17La figure du « réalisateur-violeur » se retrouvait aussi dans les deux films qui composent Grindhouse. Dans Planète Terreur, Tarantino tente de violer l’une de ses actrices, Rose McGowan, qui dans BDM périra dans d’atroces souffrances. Ainsi, lorsque celle-ci lui plante un ciseau dans l’œil, c’est tout autant le personnage du violeur, que le « male gaze » objectivant du cinéaste qu’elle vise. C’est précisément dans ce type de clin d’œil méta-textuel que s’exprime l’ironie et ladite réflexivité du cinéaste vis-à-vis de sa pratique filmique : l’actrice exploitée crevant les yeux du réalisateur-violeur. Dans BDM, nous retrouvons Tarantino dans une position similaire, interprétant un tenancier de bar entouré de serveuses à ses ordres. Au travers de ses deux personnages s’exprime sa distance critique vis-à-vis du réalisateur comme figure de l’exploitation et de l’objectivation des femmes ; le fait de se mettre ainsi en scène étant censé souligner sa conscience des problèmes que posent les rapports de genre au sein des espaces filmiques et des économies de tournage.

18Il semble que l’articulation d’une analyse critique des politiques du genre à l’œuvre dans BDM nécessite de cartographier un espace d’où l’on puisse à la fois s’opposer à la conception de MacKinnon et des féministes procensure – pour qui la pornographie et l’horreur seraient de véritables monstres de puissance performative – et à la conception du féminisme de Tarantino – pour qui l’égalité semble se limiter à la disponibilité de la violence pour toutes et tous. Afin d’éviter le piège que constitue l’ironie du cinéaste peut-être serait-il efficace de retourner contre lui les armes critiques issues des cultural studies féministes nord-américaines qu’il se plaît tant à manier via ses références constantes, dans le film et ailleurs, à Carol Clover (1992).

Le viol et la vengeance

19Quentin Tarantino dit s’être explicitement appuyé sur les analyses de Clover pour construire son film :

20

« L’une des principales inspirations du film – particulièrement en ce qui concerne la première partie, la plus slasher – provient du livre de Carol Clover (…). Son chapitre sur la « Final Girl », sur le rôle que joue le genre dans les films d’horreur, est le meilleur article de critique filmique que j’ai jamais lu. Il a renouvelé mon amour pour le slasher et lorsque j’ai fait BDM, j’ai clairement appliqué ses leçons. ».
(James, 2008)

21L’ouvrage de Clover visait à défaire l’idée selon laquelle les films d’horreur seraient l’expression paradigmatique du « male gaze » analysé par Laura Mulvey comme une technologie d’objectivation des femmes (Mulvey, 1993). Clover conteste l’argument selon lequel le cinéma d’horreur serait un espace de formation du regard des hommes construit sur la base du sadisme et du voyeurisme. Elle analyse la structure narrative générique du slasher selon laquelle l’une des protagonistes finit invariablement par survivre et/ou se venger en s’appropriant les outils de la masculinité (la tronçonneuse, le couteau ou encore le costume de l’assassin), attribuant à ce personnage féminin central des récits horrifiques contemporains le nom de « final girl ». Pour Clover, le processus d’identification des spectateurs (masculins) au film est double et suit la progression narrative : dans la première partie, ils occupent une position sadique – celle du point de vue de l’assassin – ensuite remplacée par une position masochiste – celle du point de vue de la final girl au travers duquel ils se repaîtraient du spectacle de la déconstruction de la masculinité, dépouillée de ses artifices techniques par l’héroïne.

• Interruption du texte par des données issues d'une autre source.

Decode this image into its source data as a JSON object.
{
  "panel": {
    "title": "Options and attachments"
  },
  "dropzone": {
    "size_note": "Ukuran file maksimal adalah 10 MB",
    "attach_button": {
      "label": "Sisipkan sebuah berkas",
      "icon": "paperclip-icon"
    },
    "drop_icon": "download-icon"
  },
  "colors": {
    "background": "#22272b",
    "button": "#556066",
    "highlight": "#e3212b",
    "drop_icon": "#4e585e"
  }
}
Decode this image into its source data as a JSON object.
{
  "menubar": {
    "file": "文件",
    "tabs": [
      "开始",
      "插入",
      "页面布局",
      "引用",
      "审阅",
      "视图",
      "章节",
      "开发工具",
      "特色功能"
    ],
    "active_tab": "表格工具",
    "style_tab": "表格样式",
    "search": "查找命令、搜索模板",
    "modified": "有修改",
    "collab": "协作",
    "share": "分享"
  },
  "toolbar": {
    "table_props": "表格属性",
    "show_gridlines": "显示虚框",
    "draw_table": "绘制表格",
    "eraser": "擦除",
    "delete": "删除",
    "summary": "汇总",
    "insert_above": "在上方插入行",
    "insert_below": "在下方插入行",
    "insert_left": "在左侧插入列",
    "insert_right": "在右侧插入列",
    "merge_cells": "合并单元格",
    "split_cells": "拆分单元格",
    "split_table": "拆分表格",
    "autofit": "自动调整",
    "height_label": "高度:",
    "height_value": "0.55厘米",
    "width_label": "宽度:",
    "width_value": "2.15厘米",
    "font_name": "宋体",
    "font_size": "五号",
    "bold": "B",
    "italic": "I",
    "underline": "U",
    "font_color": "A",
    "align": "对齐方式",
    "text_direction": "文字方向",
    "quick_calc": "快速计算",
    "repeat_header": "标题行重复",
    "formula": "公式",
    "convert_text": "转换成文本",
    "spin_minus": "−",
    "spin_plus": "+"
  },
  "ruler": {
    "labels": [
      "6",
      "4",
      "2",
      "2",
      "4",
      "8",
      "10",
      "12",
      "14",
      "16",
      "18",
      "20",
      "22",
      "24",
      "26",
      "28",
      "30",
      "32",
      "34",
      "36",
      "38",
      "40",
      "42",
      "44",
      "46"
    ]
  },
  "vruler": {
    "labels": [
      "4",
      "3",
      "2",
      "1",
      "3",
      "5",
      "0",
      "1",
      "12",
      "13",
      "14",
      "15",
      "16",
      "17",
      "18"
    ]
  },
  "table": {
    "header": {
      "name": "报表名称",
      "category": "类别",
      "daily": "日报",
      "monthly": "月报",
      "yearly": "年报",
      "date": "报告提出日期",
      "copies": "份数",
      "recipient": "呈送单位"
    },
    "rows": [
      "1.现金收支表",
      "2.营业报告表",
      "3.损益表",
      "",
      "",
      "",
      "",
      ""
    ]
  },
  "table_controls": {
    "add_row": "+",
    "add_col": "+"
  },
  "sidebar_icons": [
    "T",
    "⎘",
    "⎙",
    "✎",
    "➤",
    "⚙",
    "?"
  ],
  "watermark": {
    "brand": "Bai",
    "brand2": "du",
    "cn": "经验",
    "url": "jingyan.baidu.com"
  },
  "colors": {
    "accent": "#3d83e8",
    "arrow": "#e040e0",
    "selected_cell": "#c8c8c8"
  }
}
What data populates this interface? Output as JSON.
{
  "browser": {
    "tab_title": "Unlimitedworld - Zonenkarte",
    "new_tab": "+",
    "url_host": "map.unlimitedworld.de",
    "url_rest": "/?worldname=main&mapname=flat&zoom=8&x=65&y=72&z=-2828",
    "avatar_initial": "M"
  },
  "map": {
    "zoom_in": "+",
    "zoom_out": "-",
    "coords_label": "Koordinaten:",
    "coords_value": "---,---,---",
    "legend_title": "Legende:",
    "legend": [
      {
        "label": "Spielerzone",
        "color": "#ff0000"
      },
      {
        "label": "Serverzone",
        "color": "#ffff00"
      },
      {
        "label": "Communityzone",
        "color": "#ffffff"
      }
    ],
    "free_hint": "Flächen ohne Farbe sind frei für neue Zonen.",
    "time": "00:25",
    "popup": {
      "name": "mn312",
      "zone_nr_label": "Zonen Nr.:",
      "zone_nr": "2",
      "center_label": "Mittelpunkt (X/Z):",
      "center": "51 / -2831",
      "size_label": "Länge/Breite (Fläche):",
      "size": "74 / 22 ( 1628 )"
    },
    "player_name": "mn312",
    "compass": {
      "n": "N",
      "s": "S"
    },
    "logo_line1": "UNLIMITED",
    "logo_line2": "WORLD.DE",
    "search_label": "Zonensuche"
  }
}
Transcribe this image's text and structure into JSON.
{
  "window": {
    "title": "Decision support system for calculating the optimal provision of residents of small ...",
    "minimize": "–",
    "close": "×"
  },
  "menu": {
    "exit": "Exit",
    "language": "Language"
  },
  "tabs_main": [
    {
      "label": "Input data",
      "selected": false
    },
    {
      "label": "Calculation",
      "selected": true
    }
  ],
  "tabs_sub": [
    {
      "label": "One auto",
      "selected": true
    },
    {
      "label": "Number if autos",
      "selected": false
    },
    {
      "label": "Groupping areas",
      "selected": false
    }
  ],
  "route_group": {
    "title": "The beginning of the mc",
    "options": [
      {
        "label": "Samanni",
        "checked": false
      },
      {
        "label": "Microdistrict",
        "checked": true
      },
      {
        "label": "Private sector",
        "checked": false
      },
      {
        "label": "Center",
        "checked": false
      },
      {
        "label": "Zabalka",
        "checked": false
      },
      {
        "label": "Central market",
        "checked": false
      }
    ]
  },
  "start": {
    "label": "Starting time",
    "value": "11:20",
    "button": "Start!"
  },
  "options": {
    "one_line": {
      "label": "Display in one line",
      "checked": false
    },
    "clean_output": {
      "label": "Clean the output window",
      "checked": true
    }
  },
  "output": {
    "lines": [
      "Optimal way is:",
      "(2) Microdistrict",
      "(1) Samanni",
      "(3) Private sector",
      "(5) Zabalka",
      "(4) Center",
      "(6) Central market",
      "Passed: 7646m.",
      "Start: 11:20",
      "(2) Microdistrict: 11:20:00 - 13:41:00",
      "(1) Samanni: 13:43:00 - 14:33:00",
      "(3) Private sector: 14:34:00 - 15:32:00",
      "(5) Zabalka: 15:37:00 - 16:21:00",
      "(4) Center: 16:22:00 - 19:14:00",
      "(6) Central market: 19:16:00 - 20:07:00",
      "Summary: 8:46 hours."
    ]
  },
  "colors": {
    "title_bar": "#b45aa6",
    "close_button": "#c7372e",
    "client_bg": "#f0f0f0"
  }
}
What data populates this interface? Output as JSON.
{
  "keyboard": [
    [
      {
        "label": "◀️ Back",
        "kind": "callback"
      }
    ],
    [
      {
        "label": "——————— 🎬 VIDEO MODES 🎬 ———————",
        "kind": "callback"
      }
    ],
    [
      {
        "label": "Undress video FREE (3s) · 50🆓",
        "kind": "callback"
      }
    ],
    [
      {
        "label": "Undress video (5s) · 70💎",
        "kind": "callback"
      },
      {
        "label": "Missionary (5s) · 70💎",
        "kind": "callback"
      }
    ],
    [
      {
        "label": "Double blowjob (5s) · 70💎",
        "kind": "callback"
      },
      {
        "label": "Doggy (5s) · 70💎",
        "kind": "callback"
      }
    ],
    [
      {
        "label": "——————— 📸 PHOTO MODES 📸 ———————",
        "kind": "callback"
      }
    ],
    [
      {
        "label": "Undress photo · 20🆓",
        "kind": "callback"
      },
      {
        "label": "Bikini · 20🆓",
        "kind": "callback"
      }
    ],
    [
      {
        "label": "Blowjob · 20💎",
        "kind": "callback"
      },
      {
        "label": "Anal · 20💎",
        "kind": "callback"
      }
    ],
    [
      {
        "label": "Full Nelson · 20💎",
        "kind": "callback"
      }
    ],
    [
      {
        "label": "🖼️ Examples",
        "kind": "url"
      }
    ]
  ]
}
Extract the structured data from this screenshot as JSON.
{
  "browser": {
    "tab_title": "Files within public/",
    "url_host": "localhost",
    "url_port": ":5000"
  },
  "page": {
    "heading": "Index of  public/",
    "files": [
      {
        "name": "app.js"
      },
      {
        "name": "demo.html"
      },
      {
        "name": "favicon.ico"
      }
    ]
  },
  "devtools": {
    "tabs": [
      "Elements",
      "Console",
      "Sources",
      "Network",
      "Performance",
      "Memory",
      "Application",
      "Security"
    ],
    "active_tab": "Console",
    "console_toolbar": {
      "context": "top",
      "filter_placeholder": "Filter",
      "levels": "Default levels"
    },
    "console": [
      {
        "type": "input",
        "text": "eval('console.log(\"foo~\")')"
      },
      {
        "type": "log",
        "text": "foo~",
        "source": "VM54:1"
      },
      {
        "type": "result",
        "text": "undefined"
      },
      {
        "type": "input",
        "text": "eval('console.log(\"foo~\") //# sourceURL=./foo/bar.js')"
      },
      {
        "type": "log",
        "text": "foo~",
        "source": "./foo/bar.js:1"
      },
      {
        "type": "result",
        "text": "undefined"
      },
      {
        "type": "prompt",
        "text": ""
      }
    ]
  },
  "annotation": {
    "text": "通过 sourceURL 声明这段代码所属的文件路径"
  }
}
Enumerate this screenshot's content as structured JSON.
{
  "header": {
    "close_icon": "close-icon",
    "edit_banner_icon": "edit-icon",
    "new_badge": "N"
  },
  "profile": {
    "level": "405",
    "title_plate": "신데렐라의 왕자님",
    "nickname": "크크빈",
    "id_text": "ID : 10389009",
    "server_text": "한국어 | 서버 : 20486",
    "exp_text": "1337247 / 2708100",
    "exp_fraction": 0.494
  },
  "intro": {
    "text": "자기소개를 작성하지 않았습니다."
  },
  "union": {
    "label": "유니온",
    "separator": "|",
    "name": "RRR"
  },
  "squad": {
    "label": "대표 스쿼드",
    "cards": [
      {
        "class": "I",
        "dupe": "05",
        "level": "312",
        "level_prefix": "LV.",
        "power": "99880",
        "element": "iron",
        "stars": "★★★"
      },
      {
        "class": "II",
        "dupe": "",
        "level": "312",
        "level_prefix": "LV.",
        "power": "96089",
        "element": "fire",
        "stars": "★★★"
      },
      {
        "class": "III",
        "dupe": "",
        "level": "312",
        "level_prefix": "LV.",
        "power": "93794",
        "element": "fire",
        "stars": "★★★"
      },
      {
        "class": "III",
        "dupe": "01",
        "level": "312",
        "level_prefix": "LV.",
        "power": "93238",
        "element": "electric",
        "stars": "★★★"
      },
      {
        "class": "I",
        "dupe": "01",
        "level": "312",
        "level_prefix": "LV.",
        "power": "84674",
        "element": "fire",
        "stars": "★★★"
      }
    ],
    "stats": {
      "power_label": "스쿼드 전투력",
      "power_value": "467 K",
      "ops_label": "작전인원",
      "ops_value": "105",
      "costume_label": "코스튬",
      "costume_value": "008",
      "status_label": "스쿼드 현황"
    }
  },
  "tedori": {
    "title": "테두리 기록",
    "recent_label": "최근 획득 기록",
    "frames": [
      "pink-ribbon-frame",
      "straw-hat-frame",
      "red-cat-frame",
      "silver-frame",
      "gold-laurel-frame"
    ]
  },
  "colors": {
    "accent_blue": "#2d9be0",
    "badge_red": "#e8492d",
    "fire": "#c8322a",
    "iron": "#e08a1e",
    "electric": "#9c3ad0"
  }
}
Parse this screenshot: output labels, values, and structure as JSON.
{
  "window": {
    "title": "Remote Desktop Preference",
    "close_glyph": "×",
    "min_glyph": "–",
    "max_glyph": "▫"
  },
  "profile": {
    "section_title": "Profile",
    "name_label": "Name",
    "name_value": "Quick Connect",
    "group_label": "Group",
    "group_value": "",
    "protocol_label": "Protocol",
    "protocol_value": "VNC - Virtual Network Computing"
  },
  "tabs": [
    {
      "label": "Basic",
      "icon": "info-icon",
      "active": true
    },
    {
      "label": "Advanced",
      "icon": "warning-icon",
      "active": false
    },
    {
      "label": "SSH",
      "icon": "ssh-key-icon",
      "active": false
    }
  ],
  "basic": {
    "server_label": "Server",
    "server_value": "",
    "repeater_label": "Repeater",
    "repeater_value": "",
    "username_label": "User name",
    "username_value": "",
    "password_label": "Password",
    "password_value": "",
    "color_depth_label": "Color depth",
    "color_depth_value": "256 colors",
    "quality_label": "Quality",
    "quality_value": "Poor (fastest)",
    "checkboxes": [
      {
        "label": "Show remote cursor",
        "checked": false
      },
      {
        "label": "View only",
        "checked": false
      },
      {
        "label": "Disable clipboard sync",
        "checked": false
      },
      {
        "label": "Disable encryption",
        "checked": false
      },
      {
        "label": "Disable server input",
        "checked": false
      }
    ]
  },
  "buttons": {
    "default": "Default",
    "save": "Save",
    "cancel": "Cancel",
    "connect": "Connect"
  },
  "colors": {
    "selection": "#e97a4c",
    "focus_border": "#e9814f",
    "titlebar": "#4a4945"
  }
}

22Conformément à l’analyse de Clover, BDM est segmenté en deux parties. Dans la première, quatre jeunes femmes sortent en virée pour boire, faire la fête et draguer, sans savoir qu’un homme du nom de Stuntman Mike les observe à l’ombre du comptoir. Ex-cascadeur de cinéma, Stuntman Mike poursuit les filles dans sa voiture « à l’épreuve de la mort » (le sens du titre original, Death Proof) afin de provoquer des accidents dont il est le seul à sortir indemne. Leur nuit de beuverie terminée, les filles partent en voiture et se retrouvent face à face avec l’engin rugissant de Mike : la violence du choc frontal s’avérera mortelle pour les quatre héroïnes. Dans la seconde partie, quatre autres jeunes femmes se racontent leurs déboires sentimentaux et sexuels tandis que rôde l’assassin à quatre roues. Lorsque celui-ci passe à l’action et percute leur voiture avec l’intention de provoquer un accident, il ignore encore que deux d’entre elles sont des cascadeuses émérites, adeptes de sensations fortes et de grosses voitures. La réponse à son agression ne se fera pas attendre : les filles contre-attaquent, le poursuivent et le tuent dans un déluge de jubilation.

23Une grande partie de l’ouvrage de Clover analyse un sous-genre particulier du cinéma horrifique où la structure narrative duelle s’exprime de manière hyperbolique : le « rape and revenge film ». La structure narrative de ces films, que l’on retrouve également dans BDM, est aussi explicite que leur appellation : une femme est violée, puis se venge en assassinant ses agresseurs. La première partie du film de Tarantino présente le viol métaphorique de quatre jeunes femmes par Stuntman Mike. Selon une opération classique de métaphorisation du sexe par la violence qu’a très justement analysée Judith Halberstam (1998 : 138-160), l’accident de voiture vient signifier la pénétration forcée, tandis que les jaillissements de débris de verre et la section brutale de la jambe de l’une des protagonistes représentent le climax orgasmique du cascadeur (du cinéaste ?). Comme dans le découpage des films pornographiques hétérosexuels, démembrant et reconstituant les corps au gré des plans, la jambe de Jungle Julia se trouve littéralement réduite à un fétiche, figurant le désir du cinéaste pour le corps féminin. Cette lecture est très largement facilitée par le film, étant donné la fétichisation constante dont les jambes et les pieds féminins y font l’objet [17]. Au-delà, on pourrait penser qu’il s’agit, là encore, d’un mauvais tour joué par le cinéaste à la performativité mackinnonienne : l’objectivation du corps féminin qu’opère le cinéaste via sa réduction à une jambe est tellement performative qu’elle aboutit à ce que celle-ci soit tranchée, représentant ainsi toute l’extrême violence du regard masculin.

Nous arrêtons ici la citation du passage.